Covid-19 : la France exige désormais des tests PCR pour les voyageurs européens

Covid-19 : la France exige désormais des tests PCR pour les voyageurs européens
Des tests PCR réalisés à Montreuil, en Seine-Saint-Denis, le 31 août 2020.

publié le vendredi 22 janvier 2021 à 07h51

L'obligation à partir de dimanche d'un test PCR négatif de moins de 72 heures pour les voyageurs européens ne sera néanmoins pas valable pour les travailleurs frontaliers, a précisé jeudi soir l'Elysée.

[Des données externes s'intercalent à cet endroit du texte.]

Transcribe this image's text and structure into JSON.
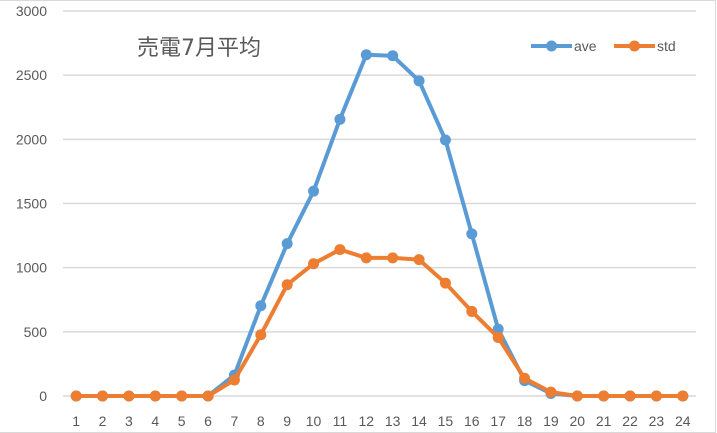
{
  "chart_data": {
    "type": "line",
    "title": "売電7月平均",
    "xlabel": "",
    "ylabel": "",
    "ylim": [
      0,
      3000
    ],
    "yticks": [
      0,
      500,
      1000,
      1500,
      2000,
      2500,
      3000
    ],
    "grid": true,
    "legend_position": "top-right",
    "categories": [
      "1",
      "2",
      "3",
      "4",
      "5",
      "6",
      "7",
      "8",
      "9",
      "10",
      "11",
      "12",
      "13",
      "14",
      "15",
      "16",
      "17",
      "18",
      "19",
      "20",
      "21",
      "22",
      "23",
      "24"
    ],
    "series": [
      {
        "name": "ave",
        "color": "#5b9bd5",
        "values": [
          0,
          0,
          0,
          0,
          0,
          0,
          164,
          703,
          1187,
          1596,
          2156,
          2659,
          2651,
          2456,
          1995,
          1263,
          521,
          120,
          20,
          0,
          0,
          0,
          0,
          0
        ]
      },
      {
        "name": "std",
        "color": "#ed7d31",
        "values": [
          0,
          0,
          0,
          0,
          0,
          0,
          125,
          477,
          867,
          1031,
          1141,
          1076,
          1076,
          1063,
          880,
          659,
          456,
          138,
          30,
          0,
          0,
          0,
          0,
          0
        ]
      }
    ]
  }
}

Alors que la situation épidémique de Covid-19 reste très précaire, la France exigera, à partir de dimanche 24 janvier à 00h00, un test PCR négatif réalisé 72 heures avant le départ pour la plupart des voyageurs européens voulant entrer sur son territoire, a annoncé le président Emmanuel Macron au Conseil européen, a rapporté l'Elysée tard jeudi soir. Cette obligation s'appliquera "hors voyages essentiels", a précisé l'Elysée : "Les travailleurs frontaliers et le transport terrestre seront en particulier exemptés".


Paris avait déjà décidé le 14 janvier d'imposer systématiquement la présentation d'un test PCR négatif de moins de 72 heures, une quarantaine de sept jours et un second test à l'issue de la quarantaine aux voyageurs pour tous les pays extérieurs à l'UE, Royaume-Uni inclus.

L'Elysée a précisé que l'approche choisie par le chef de l'Etat était également celle de "beaucoup de ses homologues européens".

L'UE "de plus en plus inquiète des variants"

La décision d'Emmanuel Macron intervient à l'issue d'un sommet en visioconférence des 27 Etats membres lors duquel Ursula von der Leyen, la présidente de la Commission européenne, a sonné l'alarme sur "la situation sanitaire très grave" causée dans toute l'Europe par la pandémie de Covid-19.

Faisant écho à l'agence européenne chargée des épidémies (ECDC), Mme Von der Leyen a estimé que "tous les voyages non essentiels" devaient "être fortement déconseillés". La dirigeante a cependant affirmé qu'il était "de la plus haute importance de continuer à faire fonctionner le marché unique", c'est-à-dire de continuer à permettre le transport "fluide des travailleurs essentiels et des marchandises à travers les frontières" des pays de l'UE.

"Nous sommes de plus en plus inquiets au sujet des différents variants" du coronavirus, a reconnu Ursula von der Leyen. Elle a proposé une nouvelle définition plus précise des zones à risques du point de vue sanitaire, avec une nouvelle catégorie "rouge sombre". Au sein de l'UE, les voyageurs en provenance de ces régions pourraient être soumis à l'obligation de subir un test avant leur départ et de se mettre en quarantaine à leur arrivée. 

Concernant les pays hors UE, "nous proposerons des mesures de sécurité supplémentaires pour les voyages essentiels vers l'Europe, par exemple en exigeant un test avant le départ", a-t-elle ajouté.